You’re hoping for determinism. Meaning entries will be added and removed in the same sequence so any misordering in the buckets would be deterministic as they’d be added/removed to their respective bucket in the same sequence.
Also if we assume that Unity uses the same exact .net library when compiling for each platform (it may not be… that’d be a completely different question from the initial proposed question… but for sake of discussion lets assume as such).
The only non-deterministic aspect is the fact that documentation wise GetHashCode for string is not guaranteed between devices. MSDN specifically states it:
With that said, Dictionary specifically has a constructor overload that takes an IEqualityComparer for the case of altering how hashcode’s and equality in the collection is performed:
Dictionary<TKey,TValue> Constructor (System.Collections.Generic) | Microsoft Learn))
You could just write your own comparer that calculates the hashcode deterministically for you. And assuming the dictionary implementation is exactly the same between platforms in unity, then your dictionary should be deterministic.
Of course… more testing would be required and I’d argue this is a potential hotspot.
For my own sanity I’d prefer implementing my dictionary with my own code guaranteeing that the implementation matches ALWAYS regardless of version. This way if say you release version 1.1 of the game and they play versus someone in 1.0 there isn’t a chance that 1.1 built on a newer version of unity has a newer version of dictionary and therefore is no longer deterministic.
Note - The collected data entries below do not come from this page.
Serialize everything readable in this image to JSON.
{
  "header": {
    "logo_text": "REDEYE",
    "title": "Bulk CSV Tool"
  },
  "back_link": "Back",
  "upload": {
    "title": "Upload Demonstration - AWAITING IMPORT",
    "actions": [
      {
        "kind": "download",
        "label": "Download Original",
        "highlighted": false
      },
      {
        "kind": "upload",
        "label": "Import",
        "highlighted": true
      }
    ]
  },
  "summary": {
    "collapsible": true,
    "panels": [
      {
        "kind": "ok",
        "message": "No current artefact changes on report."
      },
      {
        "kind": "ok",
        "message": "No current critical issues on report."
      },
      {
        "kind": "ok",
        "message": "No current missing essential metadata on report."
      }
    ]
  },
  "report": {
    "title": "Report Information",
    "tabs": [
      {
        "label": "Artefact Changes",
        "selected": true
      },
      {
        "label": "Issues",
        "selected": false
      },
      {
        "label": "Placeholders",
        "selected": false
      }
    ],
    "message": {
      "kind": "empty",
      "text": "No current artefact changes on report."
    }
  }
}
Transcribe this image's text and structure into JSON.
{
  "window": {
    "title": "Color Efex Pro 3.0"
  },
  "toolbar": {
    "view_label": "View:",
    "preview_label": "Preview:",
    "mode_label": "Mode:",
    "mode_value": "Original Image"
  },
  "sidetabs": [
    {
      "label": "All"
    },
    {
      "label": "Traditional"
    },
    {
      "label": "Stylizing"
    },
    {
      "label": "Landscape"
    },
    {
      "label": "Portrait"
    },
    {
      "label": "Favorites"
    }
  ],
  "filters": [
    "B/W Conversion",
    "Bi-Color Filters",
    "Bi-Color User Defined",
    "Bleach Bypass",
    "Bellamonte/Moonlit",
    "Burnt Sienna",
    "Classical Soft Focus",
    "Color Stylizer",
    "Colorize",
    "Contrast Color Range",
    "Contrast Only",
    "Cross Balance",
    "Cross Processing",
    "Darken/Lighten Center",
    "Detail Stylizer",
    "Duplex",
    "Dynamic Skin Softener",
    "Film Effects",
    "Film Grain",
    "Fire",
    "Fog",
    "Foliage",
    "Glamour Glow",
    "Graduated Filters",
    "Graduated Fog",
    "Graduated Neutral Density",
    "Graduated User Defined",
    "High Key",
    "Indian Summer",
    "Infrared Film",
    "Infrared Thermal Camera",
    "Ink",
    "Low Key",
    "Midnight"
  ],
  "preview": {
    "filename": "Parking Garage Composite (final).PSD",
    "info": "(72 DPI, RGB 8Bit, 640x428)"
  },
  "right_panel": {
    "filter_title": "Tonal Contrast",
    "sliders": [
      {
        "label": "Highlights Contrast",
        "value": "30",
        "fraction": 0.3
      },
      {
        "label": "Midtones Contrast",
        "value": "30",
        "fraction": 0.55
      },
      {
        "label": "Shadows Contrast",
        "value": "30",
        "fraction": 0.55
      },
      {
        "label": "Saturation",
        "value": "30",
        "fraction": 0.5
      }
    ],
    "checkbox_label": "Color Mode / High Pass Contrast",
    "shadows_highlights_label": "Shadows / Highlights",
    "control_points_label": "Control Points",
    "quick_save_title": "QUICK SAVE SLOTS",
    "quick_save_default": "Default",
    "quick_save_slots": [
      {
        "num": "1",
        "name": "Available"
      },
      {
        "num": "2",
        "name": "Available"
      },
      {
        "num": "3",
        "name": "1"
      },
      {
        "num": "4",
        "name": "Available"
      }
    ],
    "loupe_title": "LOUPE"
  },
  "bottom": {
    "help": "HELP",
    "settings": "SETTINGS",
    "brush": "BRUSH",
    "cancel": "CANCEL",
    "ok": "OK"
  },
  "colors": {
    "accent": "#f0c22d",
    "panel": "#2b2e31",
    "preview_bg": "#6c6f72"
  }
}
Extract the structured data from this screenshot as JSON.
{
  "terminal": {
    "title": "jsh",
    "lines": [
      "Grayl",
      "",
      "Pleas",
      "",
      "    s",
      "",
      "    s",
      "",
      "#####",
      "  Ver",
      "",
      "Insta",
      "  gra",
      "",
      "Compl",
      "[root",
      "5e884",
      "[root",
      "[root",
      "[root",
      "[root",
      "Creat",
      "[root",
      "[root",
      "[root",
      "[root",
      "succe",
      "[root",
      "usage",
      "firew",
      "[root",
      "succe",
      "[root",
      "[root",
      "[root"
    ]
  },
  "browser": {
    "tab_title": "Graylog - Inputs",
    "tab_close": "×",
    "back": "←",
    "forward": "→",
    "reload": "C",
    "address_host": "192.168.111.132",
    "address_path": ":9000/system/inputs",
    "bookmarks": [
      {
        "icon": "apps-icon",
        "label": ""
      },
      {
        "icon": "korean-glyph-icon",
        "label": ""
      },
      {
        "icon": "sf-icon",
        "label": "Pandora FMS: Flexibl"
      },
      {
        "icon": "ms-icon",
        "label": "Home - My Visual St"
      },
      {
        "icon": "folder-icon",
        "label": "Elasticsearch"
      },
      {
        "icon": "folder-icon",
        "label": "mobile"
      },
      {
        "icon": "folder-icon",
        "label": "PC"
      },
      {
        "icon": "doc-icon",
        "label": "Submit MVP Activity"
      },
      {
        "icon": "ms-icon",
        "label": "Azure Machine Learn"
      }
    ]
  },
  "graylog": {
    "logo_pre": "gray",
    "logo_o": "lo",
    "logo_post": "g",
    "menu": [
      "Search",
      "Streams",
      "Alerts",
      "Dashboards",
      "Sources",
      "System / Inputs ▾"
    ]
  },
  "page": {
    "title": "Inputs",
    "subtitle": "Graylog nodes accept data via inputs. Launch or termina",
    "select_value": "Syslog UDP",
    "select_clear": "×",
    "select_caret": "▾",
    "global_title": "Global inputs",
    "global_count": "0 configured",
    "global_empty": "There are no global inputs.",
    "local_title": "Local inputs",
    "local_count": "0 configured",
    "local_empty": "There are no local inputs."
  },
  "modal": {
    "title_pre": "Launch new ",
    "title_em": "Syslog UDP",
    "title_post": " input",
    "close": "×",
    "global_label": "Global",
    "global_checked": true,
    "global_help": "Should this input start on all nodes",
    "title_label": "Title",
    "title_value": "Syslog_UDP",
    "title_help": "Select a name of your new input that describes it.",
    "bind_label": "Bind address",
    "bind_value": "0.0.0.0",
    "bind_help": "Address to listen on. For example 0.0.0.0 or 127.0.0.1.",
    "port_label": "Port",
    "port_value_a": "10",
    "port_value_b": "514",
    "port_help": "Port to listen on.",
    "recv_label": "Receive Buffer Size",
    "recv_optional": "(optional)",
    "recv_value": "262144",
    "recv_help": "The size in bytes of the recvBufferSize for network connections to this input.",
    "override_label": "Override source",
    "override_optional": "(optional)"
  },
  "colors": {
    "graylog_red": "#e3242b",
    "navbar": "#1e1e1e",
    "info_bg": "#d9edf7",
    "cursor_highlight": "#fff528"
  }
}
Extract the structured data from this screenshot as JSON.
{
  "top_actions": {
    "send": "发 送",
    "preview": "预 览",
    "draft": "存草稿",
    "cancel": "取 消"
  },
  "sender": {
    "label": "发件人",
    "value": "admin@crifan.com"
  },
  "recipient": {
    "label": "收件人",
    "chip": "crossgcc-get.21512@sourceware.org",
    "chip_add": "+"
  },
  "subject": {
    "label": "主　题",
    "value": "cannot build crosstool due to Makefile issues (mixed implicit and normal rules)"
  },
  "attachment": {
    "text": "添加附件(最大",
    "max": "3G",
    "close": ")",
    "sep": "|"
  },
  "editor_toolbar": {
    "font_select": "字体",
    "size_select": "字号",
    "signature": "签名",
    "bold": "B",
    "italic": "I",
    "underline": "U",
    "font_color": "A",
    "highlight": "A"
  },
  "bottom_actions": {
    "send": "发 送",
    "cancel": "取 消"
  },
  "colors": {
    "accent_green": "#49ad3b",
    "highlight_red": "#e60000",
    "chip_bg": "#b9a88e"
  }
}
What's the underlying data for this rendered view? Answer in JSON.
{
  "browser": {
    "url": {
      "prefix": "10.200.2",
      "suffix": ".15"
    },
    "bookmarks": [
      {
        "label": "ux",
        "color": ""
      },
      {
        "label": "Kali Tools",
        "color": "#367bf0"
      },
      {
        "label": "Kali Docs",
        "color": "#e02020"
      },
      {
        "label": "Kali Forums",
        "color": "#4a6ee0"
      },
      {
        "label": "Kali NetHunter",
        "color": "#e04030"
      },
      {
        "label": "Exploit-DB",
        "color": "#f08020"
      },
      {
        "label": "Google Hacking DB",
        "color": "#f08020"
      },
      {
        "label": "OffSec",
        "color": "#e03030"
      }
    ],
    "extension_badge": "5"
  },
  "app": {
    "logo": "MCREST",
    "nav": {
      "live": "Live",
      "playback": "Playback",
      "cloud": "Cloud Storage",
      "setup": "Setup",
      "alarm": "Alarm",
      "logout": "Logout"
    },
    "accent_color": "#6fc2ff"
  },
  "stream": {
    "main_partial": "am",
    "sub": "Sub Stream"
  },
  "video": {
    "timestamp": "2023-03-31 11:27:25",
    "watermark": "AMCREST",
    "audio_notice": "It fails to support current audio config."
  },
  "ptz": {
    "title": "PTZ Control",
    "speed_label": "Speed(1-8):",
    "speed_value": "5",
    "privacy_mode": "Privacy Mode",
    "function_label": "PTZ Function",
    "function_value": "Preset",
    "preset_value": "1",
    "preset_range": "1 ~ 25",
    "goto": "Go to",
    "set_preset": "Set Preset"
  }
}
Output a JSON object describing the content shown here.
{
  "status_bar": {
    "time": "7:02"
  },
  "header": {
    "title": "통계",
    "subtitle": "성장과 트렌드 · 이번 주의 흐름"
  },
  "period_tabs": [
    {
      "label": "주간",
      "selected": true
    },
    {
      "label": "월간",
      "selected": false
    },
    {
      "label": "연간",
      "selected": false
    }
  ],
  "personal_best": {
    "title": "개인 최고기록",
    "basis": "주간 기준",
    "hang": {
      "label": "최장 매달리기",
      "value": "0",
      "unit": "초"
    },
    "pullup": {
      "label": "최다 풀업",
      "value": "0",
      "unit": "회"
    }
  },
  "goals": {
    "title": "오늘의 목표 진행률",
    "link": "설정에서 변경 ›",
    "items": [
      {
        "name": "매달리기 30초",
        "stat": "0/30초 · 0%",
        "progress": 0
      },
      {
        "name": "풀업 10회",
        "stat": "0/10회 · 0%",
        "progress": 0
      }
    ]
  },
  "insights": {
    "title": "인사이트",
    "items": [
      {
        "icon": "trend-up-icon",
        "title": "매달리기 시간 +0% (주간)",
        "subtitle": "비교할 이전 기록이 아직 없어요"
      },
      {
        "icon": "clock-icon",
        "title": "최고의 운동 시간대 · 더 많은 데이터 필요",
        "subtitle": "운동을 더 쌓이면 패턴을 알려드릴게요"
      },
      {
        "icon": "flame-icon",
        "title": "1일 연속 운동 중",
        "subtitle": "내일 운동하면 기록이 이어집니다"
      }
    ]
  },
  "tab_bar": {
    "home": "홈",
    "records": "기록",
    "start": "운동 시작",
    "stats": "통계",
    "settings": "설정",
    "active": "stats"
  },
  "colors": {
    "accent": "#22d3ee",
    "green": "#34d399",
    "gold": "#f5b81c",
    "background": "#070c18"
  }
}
Dictionary is defined as being unordered, so therefore it should be treated as unordered.
I feel this way about a lot of things… I’d do the same with my RNG as well (and have: spacepuppy-unity-framework-4.0/Framework/com.spacepuppy.core/Runtime/src/Utils/RandomUtil.cs at master · lordofduct/spacepuppy-unity-framework-4.0 · GitHub)
Fair enough. Thanks you for your guide.
Originally, I actually tend to the way that write my own. But i was looking for more evidence to confirm the exactly necessity. Cuz my situation is different for what generally the document talks about. For example, the disorder is totally fine once it’s deterministic, and i only need it work under one unity compiling for iOS and android and i don’t allow the players to play with different game versions that built from different unity version.
What i’m doing now, is write my own OrderedDictionary, and put a macro in this class to make it can switch to common Dictionary, and do more test about their difference of deterministic and performance.